Effect of Leaf Phosphorus and Potassium Concentration on Chlorophyll Meter Reading in Rice

Abstract

Chlorophyll meter (SPAD) is a convenient tool to estimate leaf nitrogen (N) concentration of rice plants. There is no information on the effects of leaf phosphorus (P) and potassium (K) concentration on SPAD readings and on the relationship between SPAD values and leaf N concentration in the literature. In 1996 dry season, cv IR72 was grown at the International Rice Research Institute (IRRI) and the Philippine Rice Research Institute (PhilRice) under various N, P and K fertilizer combinations. SPAD measurements were made on the topmost fully expanded leaves at mid-tillering and panicle initiation. The leaves were then detached, dried and analyzed for N, P and K. The SPAD values were highly correlated with leaf N concentration (r = 0.93 to 0.96). Fertilizer-K application did not affect SPAD values, leaf N concentration, or the relationship between the two.
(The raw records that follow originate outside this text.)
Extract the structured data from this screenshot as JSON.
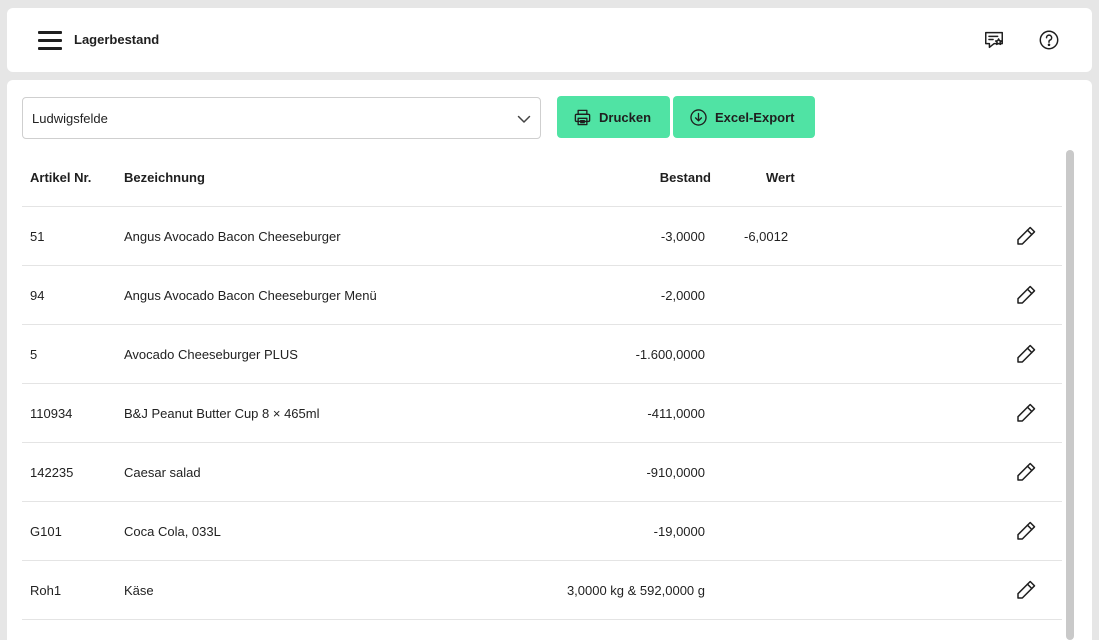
{
  "header": {
    "title": "Lagerbestand",
    "menu_icon": "hamburger-menu-icon",
    "feedback_icon": "chat-star-icon",
    "help_icon": "help-circle-icon"
  },
  "toolbar": {
    "location_select": {
      "value": "Ludwigsfelde"
    },
    "print_label": "Drucken",
    "export_label": "Excel-Export"
  },
  "colors": {
    "accent": "#50e3a4",
    "background": "#e6e6e6",
    "panel": "#ffffff"
  },
  "table": {
    "columns": [
      "Artikel Nr.",
      "Bezeichnung",
      "Bestand",
      "Wert"
    ],
    "rows": [
      {
        "artikel": "51",
        "bezeichnung": "Angus Avocado Bacon Cheeseburger",
        "bestand": "-3,0000",
        "wert": "-6,0012"
      },
      {
        "artikel": "94",
        "bezeichnung": "Angus Avocado Bacon Cheeseburger Menü",
        "bestand": "-2,0000",
        "wert": ""
      },
      {
        "artikel": "5",
        "bezeichnung": "Avocado Cheeseburger PLUS",
        "bestand": "-1.600,0000",
        "wert": ""
      },
      {
        "artikel": "110934",
        "bezeichnung": "B&J Peanut Butter Cup 8 × 465ml",
        "bestand": "-411,0000",
        "wert": ""
      },
      {
        "artikel": "142235",
        "bezeichnung": "Caesar salad",
        "bestand": "-910,0000",
        "wert": ""
      },
      {
        "artikel": "G101",
        "bezeichnung": "Coca Cola, 033L",
        "bestand": "-19,0000",
        "wert": ""
      },
      {
        "artikel": "Roh1",
        "bezeichnung": "Käse",
        "bestand": "3,0000 kg & 592,0000 g",
        "wert": ""
      }
    ]
  }
}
Phosphorus deficiency reduced leaf N concentration at mid-tillering, but increased leaf N concentration at panicle initiation when the same amount of N was applied. The SPAD values were 1 to 2 units greater for zero-P plants than P-treated plants at a given leaf N concentration at mid-tillering. At panicle initiation, the relationship between SPAD values and leaf N concentration was not significantly affected by leaf P status. These results suggest that a different regression equation between SPAD values and leaf N concentration should be used to estimate leaf N concentration of P-deficient and P-sufficient rice leaves at vegetative stage using a SPAD.